Baltimore Sun

At Fla. college, gender studies is out and jocks are in

- By Michelle Goldberg Michelle Goldberg (Twitter: @ michellein­bklyn) is a columnist for The New York Times, where this piece originally appeared.

In late August, the new school year will begin at Florida’s New College, the progressiv­e public liberal arts school singled out by Gov. Ron DeSantis for cultural transforma­tion. Returning students will find an institutio­n that is increasing­ly unrecogniz­able.

Over one-third of the faculty members have left. Many of last year’s students are continuing their education elsewhere. Last week, New College’s leadership announced that it was moving to abolish the gender studies department. Chris Rufo, the culture warrior whom DeSantis put on New College’s board of trustees, boasted that it would be “the first public university in America to begin rolling back the encroachme­nt of gender ideology and queer theory on its academic offerings.”

The dismantlin­g of gender studies is striking because of how closely it follows a playbook for the ideologica­l transforma­tion of higher education pioneered by Hungary, which banned gender studies in 2018. Given that Rufo frames the New College takeover as a demonstrat­ion project to be repeated by red states nationwide, I’d expect attempts to scrap gender studies to spread.

Rufo speaks a lot about academic excellence and the virtues of a classical liberal education. But as Steven Walker of the Sarasota Herald-Tribune reported in a damning July story, the incoming class recruited by the new administra­tion has lower average grades, SAT scores and ACT scores than last year’s class.

“Much of the drop in average scores can be attributed to incoming student-athletes who, despite scoring worse on average, have earned a disproport­ionate number of the school’s $10,000-per-year merit-based scholarshi­ps,” wrote Walker.

As of July, New College had 328 incoming students, a record for the school. Of the group, 115 are athletes, and 70 were recruited to play baseball, even though, as Walker reported, New College has no real sports facilities and has yet to be accepted into the National Associatio­n of Intercolle­giate Athletics. By comparison, the University of Florida’s far more establishe­d baseball team has 37 student-athletes.

Some new students may well end up immersing themselves in the great works of the Western canon. But last week, New College’s interim president, Richard Corcoran, a longtime Republican politician who served as DeSantis’ education commission­er, sent a memo to faculty members, proposing new majors in finance, communicat­ions and sports psychology, “which will appeal to many of our newly admitted athletes.”

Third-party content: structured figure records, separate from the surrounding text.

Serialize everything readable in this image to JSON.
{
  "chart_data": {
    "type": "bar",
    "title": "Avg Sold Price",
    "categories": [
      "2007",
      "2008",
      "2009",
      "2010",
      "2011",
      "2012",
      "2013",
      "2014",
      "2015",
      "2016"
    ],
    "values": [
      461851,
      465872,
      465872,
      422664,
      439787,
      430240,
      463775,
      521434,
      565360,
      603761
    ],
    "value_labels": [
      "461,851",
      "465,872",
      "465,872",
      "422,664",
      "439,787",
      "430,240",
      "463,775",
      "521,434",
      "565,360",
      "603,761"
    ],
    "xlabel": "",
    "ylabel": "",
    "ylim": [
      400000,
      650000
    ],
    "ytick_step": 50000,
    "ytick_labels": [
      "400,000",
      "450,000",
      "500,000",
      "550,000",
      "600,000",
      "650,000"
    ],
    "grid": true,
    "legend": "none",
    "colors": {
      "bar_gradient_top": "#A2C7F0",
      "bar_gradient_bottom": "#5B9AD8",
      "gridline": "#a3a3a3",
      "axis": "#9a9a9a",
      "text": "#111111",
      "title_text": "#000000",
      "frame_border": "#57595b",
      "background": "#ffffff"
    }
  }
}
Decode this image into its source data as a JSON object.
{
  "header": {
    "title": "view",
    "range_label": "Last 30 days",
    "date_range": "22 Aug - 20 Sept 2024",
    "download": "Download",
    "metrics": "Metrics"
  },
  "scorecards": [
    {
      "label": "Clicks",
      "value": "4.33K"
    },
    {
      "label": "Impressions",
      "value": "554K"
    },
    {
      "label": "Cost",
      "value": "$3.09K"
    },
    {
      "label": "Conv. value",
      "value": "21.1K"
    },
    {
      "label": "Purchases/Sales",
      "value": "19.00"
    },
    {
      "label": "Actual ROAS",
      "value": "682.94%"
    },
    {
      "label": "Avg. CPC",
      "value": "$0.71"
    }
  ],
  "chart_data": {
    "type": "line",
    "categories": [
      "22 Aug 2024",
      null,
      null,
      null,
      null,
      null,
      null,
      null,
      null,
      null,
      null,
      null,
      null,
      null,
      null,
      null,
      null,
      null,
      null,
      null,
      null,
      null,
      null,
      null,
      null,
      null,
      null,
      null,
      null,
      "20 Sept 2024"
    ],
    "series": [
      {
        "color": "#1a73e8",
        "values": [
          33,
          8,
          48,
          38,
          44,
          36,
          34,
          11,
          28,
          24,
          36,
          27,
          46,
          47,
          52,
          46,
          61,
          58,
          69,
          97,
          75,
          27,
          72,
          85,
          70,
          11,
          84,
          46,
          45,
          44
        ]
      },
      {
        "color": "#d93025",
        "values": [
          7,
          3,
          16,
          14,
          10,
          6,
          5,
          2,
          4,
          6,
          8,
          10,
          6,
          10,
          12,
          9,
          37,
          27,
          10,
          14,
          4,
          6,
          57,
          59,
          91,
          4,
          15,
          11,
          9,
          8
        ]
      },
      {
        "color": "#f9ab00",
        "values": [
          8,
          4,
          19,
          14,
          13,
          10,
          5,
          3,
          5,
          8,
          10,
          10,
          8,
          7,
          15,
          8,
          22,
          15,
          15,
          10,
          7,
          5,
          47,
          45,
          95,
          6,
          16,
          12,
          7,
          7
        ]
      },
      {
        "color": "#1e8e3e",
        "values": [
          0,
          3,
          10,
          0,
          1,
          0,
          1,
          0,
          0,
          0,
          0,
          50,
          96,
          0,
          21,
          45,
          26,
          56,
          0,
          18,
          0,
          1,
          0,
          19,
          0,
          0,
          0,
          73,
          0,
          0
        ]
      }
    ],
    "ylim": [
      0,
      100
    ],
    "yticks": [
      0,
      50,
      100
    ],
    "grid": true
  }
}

As Amy Reid, a New College professor of French who directs the gender studies department, said when I spoke to her last weekend, “Tell me how sports psychology, finance and communicat­ions fits with a classical liberal arts model.”

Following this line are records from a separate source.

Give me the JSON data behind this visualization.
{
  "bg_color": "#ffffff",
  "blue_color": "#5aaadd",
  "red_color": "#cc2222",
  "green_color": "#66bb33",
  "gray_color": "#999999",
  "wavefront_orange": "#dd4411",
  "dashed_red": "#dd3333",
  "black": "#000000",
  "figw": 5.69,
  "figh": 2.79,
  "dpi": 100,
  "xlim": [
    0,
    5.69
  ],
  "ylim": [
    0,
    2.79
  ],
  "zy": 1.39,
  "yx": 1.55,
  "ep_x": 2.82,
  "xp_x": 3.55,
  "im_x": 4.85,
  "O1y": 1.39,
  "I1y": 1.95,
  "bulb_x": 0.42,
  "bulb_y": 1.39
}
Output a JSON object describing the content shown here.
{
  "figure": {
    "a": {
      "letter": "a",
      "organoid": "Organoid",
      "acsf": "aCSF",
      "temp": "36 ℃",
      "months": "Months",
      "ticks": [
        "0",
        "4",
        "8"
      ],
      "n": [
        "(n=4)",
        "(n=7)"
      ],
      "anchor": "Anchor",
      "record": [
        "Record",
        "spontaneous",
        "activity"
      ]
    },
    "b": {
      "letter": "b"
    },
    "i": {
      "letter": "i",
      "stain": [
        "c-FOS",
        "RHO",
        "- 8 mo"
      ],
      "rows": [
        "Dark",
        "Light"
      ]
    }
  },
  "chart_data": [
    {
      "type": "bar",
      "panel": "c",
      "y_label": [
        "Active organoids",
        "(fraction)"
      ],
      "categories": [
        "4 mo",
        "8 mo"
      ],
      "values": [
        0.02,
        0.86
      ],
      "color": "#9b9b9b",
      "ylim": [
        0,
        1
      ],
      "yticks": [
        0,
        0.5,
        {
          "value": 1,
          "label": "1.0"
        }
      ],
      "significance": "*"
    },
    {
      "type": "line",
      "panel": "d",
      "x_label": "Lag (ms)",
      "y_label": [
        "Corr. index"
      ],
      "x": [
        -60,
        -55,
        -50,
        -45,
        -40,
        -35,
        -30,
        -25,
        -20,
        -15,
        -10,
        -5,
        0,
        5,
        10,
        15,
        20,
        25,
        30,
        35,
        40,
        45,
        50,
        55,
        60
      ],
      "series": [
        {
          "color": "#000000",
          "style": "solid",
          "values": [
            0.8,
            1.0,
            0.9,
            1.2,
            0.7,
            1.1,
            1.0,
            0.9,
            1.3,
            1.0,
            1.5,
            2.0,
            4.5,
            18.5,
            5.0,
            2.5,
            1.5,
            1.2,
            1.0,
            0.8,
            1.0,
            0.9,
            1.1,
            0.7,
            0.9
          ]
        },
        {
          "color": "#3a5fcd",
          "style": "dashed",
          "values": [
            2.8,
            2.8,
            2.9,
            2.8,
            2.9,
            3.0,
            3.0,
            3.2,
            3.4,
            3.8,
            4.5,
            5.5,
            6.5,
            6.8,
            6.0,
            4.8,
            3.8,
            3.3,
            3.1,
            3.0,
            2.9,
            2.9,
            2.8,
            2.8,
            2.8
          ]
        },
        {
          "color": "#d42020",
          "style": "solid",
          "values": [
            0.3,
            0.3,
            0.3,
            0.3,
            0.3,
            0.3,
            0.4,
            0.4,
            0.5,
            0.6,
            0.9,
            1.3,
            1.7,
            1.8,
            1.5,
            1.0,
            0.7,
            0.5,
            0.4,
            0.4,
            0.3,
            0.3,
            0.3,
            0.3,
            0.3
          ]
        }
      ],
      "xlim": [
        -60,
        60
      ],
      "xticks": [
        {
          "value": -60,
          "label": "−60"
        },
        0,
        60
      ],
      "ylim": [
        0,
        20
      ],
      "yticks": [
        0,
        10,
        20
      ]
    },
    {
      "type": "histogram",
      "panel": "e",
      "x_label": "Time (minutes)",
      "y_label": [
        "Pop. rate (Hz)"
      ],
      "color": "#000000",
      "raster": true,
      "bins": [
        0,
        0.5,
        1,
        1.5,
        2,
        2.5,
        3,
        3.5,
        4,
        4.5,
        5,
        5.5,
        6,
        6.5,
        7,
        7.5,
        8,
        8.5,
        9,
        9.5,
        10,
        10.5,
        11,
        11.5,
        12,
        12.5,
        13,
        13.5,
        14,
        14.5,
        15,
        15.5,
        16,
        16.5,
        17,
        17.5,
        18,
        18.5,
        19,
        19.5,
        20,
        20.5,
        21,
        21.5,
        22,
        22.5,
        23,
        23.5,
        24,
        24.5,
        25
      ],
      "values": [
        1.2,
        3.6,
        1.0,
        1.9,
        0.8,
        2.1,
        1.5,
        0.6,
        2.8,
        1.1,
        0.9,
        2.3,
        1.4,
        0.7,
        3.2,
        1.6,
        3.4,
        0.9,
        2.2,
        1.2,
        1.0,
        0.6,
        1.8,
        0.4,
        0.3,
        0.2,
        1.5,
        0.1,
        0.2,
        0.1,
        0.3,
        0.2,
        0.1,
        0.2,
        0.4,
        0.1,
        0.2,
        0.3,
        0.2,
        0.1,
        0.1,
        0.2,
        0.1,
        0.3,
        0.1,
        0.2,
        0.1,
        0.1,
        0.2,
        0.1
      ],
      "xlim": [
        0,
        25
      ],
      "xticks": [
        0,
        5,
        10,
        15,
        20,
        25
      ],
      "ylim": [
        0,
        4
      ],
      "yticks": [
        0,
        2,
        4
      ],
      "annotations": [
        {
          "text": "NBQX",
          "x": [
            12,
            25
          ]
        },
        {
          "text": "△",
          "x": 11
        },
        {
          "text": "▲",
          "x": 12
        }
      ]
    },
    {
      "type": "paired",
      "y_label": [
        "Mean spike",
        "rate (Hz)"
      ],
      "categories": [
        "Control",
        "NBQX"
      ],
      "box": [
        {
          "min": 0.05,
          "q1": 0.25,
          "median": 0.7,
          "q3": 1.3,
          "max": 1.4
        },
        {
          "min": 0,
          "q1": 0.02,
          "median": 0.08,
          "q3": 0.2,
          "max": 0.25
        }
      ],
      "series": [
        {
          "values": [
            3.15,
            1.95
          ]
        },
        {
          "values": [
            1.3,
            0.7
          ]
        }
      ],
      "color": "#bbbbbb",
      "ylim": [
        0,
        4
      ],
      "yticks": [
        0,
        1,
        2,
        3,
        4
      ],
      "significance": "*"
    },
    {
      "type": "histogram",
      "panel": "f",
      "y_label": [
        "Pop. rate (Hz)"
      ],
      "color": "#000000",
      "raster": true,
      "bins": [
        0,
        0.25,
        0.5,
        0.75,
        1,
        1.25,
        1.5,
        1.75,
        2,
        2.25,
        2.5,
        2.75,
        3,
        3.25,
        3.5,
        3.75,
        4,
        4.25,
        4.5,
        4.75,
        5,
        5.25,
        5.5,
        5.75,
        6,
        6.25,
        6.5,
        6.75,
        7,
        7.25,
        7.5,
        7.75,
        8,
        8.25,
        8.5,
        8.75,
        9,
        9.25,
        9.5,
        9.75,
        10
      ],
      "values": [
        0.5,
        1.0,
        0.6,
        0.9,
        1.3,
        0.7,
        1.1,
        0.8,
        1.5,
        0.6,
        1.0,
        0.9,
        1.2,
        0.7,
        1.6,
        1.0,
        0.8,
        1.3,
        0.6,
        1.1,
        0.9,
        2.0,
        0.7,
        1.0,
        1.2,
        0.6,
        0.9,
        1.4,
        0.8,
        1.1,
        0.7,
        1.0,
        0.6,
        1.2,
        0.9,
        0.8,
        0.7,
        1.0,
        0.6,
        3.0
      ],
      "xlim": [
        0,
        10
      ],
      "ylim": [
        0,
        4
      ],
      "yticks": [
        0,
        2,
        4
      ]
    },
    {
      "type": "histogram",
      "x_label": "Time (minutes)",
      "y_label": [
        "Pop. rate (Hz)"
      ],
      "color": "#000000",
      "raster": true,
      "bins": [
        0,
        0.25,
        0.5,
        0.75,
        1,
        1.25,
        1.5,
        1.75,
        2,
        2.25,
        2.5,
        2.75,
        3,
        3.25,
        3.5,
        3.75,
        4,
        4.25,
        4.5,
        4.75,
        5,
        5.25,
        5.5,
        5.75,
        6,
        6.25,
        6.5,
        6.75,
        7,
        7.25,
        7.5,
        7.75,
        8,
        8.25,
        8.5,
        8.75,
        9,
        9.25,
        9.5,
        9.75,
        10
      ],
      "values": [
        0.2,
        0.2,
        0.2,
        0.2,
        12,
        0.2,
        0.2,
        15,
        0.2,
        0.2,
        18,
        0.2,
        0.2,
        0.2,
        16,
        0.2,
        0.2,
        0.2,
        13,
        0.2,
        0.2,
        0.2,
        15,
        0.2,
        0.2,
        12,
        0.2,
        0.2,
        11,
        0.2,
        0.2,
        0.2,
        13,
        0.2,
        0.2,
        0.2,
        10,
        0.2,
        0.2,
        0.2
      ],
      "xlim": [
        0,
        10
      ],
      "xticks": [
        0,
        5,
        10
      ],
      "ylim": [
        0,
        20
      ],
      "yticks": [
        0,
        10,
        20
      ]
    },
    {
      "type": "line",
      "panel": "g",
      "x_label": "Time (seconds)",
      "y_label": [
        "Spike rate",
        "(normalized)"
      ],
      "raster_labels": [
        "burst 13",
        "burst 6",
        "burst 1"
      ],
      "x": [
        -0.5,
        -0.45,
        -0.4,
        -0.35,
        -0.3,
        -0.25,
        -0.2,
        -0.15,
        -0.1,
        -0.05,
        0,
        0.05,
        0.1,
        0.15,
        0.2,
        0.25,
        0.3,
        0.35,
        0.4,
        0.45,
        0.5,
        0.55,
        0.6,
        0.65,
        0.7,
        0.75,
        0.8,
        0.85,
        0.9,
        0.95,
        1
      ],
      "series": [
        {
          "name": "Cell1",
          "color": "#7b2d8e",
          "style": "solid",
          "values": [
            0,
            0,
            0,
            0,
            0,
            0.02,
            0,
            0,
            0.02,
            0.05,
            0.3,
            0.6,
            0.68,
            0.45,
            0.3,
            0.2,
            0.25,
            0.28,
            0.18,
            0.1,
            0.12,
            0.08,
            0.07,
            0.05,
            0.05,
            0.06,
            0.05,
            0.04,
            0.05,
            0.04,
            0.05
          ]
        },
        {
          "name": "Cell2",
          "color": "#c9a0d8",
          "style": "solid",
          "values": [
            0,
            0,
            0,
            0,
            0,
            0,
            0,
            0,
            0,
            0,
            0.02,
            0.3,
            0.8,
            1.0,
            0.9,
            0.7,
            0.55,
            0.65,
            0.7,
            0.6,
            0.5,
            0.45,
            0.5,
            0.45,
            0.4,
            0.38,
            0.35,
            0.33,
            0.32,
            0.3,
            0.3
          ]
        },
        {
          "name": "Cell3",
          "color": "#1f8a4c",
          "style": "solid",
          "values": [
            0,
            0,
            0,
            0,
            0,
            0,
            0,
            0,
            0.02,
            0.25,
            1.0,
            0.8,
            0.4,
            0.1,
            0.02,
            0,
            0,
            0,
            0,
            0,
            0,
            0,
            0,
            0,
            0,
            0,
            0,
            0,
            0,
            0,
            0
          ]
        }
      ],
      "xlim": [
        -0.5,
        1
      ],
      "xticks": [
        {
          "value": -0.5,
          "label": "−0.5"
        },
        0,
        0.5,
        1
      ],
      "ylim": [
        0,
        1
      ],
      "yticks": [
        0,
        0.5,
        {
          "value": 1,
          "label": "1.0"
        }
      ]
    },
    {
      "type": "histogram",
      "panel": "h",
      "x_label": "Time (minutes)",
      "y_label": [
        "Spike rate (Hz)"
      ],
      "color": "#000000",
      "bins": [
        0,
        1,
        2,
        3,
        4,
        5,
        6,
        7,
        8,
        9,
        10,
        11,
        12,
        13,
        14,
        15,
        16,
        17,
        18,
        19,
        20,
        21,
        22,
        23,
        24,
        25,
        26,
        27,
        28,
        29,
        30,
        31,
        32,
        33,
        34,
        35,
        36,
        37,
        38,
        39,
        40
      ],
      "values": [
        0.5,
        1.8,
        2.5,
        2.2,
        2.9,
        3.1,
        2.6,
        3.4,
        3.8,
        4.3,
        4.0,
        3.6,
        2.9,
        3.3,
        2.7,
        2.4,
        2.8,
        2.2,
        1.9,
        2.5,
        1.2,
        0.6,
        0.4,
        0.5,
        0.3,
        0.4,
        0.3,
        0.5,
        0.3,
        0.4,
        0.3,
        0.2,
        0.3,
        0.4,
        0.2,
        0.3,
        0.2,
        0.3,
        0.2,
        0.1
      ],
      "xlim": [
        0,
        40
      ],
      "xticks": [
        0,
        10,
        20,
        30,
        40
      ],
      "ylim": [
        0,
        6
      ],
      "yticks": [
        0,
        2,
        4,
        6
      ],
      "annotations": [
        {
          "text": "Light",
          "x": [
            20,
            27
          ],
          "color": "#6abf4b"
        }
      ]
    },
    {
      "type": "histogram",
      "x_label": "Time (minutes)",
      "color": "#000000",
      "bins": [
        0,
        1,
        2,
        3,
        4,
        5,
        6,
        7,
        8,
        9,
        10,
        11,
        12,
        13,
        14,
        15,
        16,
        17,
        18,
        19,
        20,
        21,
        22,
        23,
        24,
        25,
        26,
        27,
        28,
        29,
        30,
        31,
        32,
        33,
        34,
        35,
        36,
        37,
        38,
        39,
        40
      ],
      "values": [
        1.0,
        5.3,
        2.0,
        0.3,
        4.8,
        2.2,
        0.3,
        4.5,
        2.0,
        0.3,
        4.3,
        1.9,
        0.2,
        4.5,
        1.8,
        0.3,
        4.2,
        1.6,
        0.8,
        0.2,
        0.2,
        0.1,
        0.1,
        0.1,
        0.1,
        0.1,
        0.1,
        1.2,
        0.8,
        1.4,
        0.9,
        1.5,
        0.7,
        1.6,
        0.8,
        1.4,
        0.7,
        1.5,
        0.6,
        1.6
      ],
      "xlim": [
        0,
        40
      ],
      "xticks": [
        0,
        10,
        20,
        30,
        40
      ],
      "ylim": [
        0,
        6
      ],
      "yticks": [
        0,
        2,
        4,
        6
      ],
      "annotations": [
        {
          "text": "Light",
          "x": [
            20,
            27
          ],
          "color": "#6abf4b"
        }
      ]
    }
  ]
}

Rather than reviving some traditiona­l model of academic excellence, then, it looks as though New College leaders are simply trying to replace a culture they find politicall­y hostile with one meant to be more congenial. When I spoke to Rufo last weekend, he offered several explanatio­ns for New College’s new emphasis on sports, including the classical idea that a healthy body sustains a healthy mind. But an important part of the investment in athletics, he said, is that it is a way to make New College more male and, by extension, less left wing.

In the past, about two-thirds of New College’s students were women. “This is a wildly out-of-balance student population, and it caused all sorts of cultural problems,” Rufo said. Having so many more women than men, he said, turned New College into “what many have called a social justice ghetto.” The new leadership, he said, is “rebalancin­g the ratio of students” in the hopes of ultimately achieving gender parity.

But gender parity is not necessaril­y compatible with a pure academic meritocrac­y, which Rufo claims to prize. Women are outpacing men in education in many parts of the world, including Saudi Arabia and Iran.

In Hungary, nearly 55% of university students are women, leading the government to warn about the “feminizati­on” of higher education. Selective American colleges tend to have more female than male applicants; to maintain something approachin­g a gender balance, some have adopted lower standards for men.

In other words, it often takes deliberate interventi­on — one might call it affirmativ­e action — to create a student body in which women don’t predominat­e. New College isn’t jettisonin­g gender ideology. It’s just adopting a different one.